The chart’s defaults assume a small workload. For production load, raise core.replicas and bump CPU/memory based on observed throughput in the Orleans Dashboard. See Observability for the dashboard URL and metrics that matter.

Image-pull secrets (private registry mirroring)

imagePullSecrets:
  - name: my-registry-pull

5. Upgrade path

gh release download v0.2.0 --repo nightBaker/fleans -p 'fleans-*.tgz'
helm upgrade fleans ./fleans-0.2.0.tgz \
  --namespace fleans \
  -f values-prod.yaml

Helm rolls the new pods forward; Fleans.Api runs pending EF migrations on startup against the existing Postgres state. If the rollout misbehaves:

helm rollback fleans <REVISION> -n fleans

helm history fleans -n fleans lists revision numbers. Rollback is non-destructive to Postgres; the database schema is forward-compatible within the documented per-release migration window.

6. Troubleshooting

ImagePullBackOff.

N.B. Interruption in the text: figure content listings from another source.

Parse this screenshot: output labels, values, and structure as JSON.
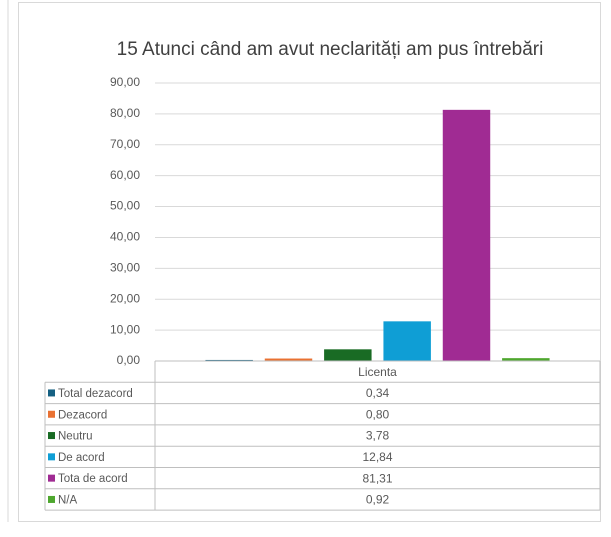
{
  "chart_data": {
    "type": "bar",
    "title": "15 Atunci când am avut neclarități am pus întrebări",
    "categories": [
      "Licenta"
    ],
    "series": [
      {
        "name": "Total dezacord",
        "color": "#156082",
        "values": [
          0.34
        ],
        "value_labels": [
          "0,34"
        ]
      },
      {
        "name": "Dezacord",
        "color": "#E97132",
        "values": [
          0.8
        ],
        "value_labels": [
          "0,80"
        ]
      },
      {
        "name": "Neutru",
        "color": "#196B24",
        "values": [
          3.78
        ],
        "value_labels": [
          "3,78"
        ]
      },
      {
        "name": "De acord",
        "color": "#0F9ED5",
        "values": [
          12.84
        ],
        "value_labels": [
          "12,84"
        ]
      },
      {
        "name": "Tota de acord",
        "color": "#A02B93",
        "values": [
          81.31
        ],
        "value_labels": [
          "81,31"
        ]
      },
      {
        "name": "N/A",
        "color": "#4EA72E",
        "values": [
          0.92
        ],
        "value_labels": [
          "0,92"
        ]
      }
    ],
    "ylim": [
      0,
      90
    ],
    "yticks": [
      {
        "value": 0,
        "label": "0,00"
      },
      {
        "value": 10,
        "label": "10,00"
      },
      {
        "value": 20,
        "label": "20,00"
      },
      {
        "value": 30,
        "label": "30,00"
      },
      {
        "value": 40,
        "label": "40,00"
      },
      {
        "value": 50,
        "label": "50,00"
      },
      {
        "value": 60,
        "label": "60,00"
      },
      {
        "value": 70,
        "label": "70,00"
      },
      {
        "value": 80,
        "label": "80,00"
      },
      {
        "value": 90,
        "label": "90,00"
      }
    ],
    "grid": true
  }
}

Either the registry is private and imagePullSecrets is missing, or the tag doesn’t exist. kubectl describe pod <name> shows the underlying error.
CrashLoopBackOff on fleans-api with Postgres connection error. When postgres.enabled=false, the extraEnv ConnectionStrings__fleans must resolve before the API pod starts. Check the referenced Secret via kubectl get secret fleans-pg -o jsonpath='{.data.connection-string}' | base64 -d.
OIDC redirect_uri_mismatch from the IdP. Add the new ingress host (e.g. https://fleans.example.com/signin-oidc) to the IdP’s allowed redirect URIs.
Live-edit drift after kubectl edit. Helm tracks the rendered manifest; in-cluster edits get reverted on the next helm upgrade. Inspect effective values with helm get values fleans -n fleans.
HPA fights Orleans placement. Orleans grains stick to silos; an HPA scaling Core or Worker silos in/out can churn placement. Set core.replicas / worker.replicas explicitly for stable workloads.